The Catholic Church in Mississippi, 1911-1984: A History

By Michael V. Namorato | Go to book overview

Introduction

For the perpetual record: The well-being of the universal flock of Christ divinely entrusted to us requires and demands that with utmost care and vigilance we provide for all those things which we know to pertain to the good of the Catholic religion and the benefit of the faithful of Christ. Therefore, since our venerable brothers, the Archbishop of Baltimore and the Bishops of the dioceses of the United States of America assembled in provincial synod during the month of April of this year, 1837, have sent to us a petition in which they ask that, in order to better promote the increase of the Catholic religion and more easily and more expeditely procure the salvation of souls in the province of the Mississippi river, we be pleased to constitute a new episcopal see in the city of Natchez, to which See shall be subjected the whole state of Mississippi, which heretofore has been under the jurisdiction of the Bishop of New Orleans. --PopeGregory XVI, July 28, 18371

Literally with the stroke of a pen, Pope Gregory XVI officially established a Catholic diocese in Mississippi.
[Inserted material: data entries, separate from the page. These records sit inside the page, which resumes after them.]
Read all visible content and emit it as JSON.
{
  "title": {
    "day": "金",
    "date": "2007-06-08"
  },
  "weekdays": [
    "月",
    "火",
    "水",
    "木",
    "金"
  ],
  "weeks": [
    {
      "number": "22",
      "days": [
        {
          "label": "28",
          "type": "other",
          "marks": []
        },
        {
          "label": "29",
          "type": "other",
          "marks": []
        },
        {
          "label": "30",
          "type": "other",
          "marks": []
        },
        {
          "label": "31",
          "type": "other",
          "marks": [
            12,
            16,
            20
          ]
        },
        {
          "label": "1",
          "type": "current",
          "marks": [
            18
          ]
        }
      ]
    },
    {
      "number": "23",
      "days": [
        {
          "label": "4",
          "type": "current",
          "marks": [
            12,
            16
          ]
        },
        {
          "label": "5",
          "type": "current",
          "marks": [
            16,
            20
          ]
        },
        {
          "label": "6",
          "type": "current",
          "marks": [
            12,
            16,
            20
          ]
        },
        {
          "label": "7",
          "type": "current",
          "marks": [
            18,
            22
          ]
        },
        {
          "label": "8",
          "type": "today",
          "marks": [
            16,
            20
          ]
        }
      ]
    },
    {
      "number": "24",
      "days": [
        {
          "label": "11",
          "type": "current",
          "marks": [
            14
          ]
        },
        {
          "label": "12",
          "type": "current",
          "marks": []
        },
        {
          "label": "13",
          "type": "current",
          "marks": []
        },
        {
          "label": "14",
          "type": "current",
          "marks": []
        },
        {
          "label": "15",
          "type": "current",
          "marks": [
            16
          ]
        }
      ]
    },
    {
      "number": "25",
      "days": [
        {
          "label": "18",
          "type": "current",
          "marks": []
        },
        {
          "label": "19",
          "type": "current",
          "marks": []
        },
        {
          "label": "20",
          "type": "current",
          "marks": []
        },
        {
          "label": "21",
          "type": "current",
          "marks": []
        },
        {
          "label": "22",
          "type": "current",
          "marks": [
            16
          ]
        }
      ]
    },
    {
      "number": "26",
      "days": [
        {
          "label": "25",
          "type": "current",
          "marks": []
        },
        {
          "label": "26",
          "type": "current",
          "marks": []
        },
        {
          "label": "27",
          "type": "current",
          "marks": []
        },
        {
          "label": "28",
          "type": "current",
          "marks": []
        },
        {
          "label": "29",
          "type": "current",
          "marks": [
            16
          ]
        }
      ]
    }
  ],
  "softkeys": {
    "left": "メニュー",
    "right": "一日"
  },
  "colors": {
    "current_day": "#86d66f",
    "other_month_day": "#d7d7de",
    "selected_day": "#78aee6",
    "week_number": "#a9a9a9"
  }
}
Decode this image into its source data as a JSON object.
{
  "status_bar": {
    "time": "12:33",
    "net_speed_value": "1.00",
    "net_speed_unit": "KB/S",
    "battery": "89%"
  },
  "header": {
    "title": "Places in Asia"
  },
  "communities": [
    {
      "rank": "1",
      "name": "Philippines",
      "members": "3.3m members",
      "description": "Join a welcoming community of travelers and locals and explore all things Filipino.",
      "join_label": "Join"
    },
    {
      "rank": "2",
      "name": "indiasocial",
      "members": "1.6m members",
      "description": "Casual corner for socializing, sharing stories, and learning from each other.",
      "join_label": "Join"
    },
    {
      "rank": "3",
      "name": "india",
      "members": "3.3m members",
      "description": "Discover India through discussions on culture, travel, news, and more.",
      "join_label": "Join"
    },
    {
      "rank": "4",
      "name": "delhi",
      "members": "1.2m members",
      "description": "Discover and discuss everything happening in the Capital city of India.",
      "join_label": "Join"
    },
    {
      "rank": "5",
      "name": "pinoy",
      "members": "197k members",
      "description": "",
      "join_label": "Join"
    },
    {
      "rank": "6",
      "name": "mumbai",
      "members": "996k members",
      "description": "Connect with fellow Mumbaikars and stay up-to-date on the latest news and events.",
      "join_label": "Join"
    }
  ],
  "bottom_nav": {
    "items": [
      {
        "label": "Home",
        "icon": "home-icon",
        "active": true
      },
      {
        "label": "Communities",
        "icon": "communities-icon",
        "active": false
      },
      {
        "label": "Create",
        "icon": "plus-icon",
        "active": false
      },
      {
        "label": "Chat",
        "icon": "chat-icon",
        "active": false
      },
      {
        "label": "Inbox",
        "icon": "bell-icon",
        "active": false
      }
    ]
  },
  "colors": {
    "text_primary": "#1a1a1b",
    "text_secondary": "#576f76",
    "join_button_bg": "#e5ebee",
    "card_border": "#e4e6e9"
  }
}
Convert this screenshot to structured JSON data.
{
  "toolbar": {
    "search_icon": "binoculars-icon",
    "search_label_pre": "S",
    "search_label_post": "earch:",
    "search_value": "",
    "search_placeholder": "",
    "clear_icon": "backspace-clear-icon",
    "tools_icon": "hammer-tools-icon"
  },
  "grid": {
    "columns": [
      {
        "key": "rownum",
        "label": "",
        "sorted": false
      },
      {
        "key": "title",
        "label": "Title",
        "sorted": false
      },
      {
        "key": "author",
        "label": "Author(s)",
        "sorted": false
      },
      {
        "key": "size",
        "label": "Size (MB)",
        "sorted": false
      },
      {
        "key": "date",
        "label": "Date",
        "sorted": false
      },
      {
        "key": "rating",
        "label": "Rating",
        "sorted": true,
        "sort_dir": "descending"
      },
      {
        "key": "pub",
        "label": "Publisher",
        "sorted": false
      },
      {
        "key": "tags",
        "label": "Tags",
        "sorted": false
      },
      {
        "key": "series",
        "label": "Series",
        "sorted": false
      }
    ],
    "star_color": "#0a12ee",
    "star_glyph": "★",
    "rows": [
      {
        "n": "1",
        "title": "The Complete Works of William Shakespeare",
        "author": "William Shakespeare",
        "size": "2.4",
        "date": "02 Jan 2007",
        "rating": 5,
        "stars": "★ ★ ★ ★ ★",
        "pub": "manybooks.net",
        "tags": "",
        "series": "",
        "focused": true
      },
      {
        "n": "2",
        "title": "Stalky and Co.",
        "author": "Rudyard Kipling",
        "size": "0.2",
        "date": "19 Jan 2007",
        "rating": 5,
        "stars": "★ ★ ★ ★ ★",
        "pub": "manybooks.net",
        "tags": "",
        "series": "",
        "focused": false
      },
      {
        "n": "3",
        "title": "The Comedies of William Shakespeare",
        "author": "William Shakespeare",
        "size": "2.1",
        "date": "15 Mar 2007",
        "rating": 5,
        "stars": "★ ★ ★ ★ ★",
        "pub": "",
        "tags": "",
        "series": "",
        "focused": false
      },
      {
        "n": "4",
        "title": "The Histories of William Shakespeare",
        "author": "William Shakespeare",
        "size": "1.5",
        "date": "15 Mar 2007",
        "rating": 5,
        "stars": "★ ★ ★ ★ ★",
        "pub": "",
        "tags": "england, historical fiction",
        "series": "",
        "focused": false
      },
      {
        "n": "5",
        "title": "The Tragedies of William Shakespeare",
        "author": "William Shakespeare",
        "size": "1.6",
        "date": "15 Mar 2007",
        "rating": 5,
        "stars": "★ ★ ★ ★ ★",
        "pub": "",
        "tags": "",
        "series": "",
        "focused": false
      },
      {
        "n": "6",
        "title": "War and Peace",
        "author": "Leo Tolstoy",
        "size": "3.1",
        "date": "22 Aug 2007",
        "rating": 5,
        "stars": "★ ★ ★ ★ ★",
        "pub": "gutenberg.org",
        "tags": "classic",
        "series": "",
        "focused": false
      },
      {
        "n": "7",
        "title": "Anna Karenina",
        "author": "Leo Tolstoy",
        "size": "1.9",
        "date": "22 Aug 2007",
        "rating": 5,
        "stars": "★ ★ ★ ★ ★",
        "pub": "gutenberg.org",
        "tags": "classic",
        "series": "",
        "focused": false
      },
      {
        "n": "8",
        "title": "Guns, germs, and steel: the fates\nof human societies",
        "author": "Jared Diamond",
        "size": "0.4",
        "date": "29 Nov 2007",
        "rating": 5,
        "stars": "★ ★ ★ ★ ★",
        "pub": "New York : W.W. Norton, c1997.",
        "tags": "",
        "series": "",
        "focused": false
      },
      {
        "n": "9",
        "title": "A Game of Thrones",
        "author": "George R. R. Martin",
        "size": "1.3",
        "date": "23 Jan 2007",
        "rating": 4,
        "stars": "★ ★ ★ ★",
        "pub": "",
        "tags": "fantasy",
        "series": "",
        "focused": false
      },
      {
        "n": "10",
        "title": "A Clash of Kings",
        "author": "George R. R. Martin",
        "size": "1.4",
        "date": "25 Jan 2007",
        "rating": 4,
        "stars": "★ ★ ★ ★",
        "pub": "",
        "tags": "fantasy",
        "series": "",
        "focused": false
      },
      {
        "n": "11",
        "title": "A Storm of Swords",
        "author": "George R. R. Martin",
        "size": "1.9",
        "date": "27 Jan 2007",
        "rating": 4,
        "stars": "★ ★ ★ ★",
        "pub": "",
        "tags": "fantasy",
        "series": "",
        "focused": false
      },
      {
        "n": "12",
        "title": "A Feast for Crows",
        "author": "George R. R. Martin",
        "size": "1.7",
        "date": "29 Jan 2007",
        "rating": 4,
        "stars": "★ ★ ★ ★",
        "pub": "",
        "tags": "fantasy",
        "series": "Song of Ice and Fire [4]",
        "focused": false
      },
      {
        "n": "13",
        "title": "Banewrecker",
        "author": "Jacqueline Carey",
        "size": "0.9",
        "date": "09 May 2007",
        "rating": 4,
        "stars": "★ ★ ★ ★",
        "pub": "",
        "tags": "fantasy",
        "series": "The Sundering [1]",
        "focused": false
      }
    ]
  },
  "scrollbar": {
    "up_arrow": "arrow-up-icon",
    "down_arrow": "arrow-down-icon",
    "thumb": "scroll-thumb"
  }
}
Before 1837, the church had existed in the Magnolia State, but it had been moved from one jurisdiction to another before the pope decided it was time to anchor it in one official see. Mississippi would now not only have its own bishop but also have its own cathedral, parishes, missions, stations, clergy, religious, and everything else normally associated with the church. It would also have its own problems, too, just like every other Catholic diocese. How the church developed, grew, and adjusted to changing times provides an interesting and intriguing story.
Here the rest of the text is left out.